The answer to the riddle “What grows up while growing down?” is a goose. As a goose matures (grows up), it develops soft, fine feathers called down. The wordplay hinges on the double meaning of “down,” referring to both a direction and the fluffy plumage that covers waterfowl.
Why a Goose Is the Classic Answer
Down feathers are the soft, insulating layer beneath the tougher outer feathers of geese, ducks, and other waterfowl. As a gosling grows into an adult goose, it produces increasingly thick down plumage. So it literally “grows down” (produces down feathers) while it “grows up” (matures). The riddle works because “down” functions as both a noun and a direction, and your brain defaults to the directional meaning first, sending you looking for something that moves downward as it gets taller.
Other Answers That Fit
This riddle is popular partly because so many answers feel right. If you interpret “growing down” as physically extending downward, several clever alternatives work:
- A tree. As a tree grows taller, its root system pushes deeper into the soil. The trunk reaches up while the roots reach down.
- An icicle. Icicles form when meltwater drips from a surface into freezing air.
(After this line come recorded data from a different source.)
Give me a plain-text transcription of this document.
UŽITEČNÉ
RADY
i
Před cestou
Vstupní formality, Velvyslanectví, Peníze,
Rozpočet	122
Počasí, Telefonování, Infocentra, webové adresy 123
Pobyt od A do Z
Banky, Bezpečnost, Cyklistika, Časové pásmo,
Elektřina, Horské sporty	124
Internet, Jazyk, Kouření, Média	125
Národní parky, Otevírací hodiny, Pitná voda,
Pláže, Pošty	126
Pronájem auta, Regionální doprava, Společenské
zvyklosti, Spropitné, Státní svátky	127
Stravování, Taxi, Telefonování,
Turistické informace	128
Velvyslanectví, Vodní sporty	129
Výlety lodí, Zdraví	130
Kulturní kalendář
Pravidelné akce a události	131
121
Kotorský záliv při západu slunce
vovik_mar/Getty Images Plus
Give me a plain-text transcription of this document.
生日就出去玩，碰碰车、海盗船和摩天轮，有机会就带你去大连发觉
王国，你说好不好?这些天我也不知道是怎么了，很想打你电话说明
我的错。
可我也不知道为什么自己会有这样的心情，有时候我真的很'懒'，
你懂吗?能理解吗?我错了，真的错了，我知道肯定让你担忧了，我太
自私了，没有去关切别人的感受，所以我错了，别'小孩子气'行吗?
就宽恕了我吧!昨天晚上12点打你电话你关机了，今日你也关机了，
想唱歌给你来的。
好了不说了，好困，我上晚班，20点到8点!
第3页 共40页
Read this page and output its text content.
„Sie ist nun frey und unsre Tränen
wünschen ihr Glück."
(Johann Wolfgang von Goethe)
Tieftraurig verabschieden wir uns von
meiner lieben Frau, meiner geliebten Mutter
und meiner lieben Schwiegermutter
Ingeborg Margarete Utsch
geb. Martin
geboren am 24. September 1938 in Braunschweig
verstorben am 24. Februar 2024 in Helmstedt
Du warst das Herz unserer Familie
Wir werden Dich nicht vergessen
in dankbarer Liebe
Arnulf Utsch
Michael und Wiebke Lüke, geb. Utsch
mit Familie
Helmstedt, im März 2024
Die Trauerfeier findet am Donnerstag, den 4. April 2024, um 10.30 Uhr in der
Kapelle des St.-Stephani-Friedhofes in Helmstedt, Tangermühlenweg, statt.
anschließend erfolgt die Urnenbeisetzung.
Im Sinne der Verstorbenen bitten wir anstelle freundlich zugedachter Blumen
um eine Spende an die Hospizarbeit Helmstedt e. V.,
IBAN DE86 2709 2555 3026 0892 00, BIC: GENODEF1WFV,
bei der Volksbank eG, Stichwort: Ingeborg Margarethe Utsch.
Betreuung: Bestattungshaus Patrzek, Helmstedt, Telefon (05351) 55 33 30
They increase in size by extending downward, so they “grow up” in size while “growing down” in direction.
- A stalactite. These cave formations build up over thousands of years by growing from the ceiling toward the floor, getting larger while pointing down.
- A beard. As a person grows older, their beard grows longer, hanging downward from the chin.
Any of these is a defensible answer. But “goose” is the intended one because the wordplay is tighter. It doesn’t rely on something merely pointing downward. Instead, it uses two completely different definitions of the same word.
The Science Behind the Runner-Up Answers
Some of the alternate answers have genuinely interesting science behind them. Tree roots, for example, grow downward through a process called gravitropism. Specialized cells in the root cap detect gravity using tiny starch-filled particles that settle toward the bottom of each cell, like sand in an hourglass. This triggers a chain of chemical signals that direct growth hormones to the lower side of the root, bending it downward. Meanwhile, the stem uses the exact opposite response to grow upward. The same gravity-sensing system, two opposite instructions.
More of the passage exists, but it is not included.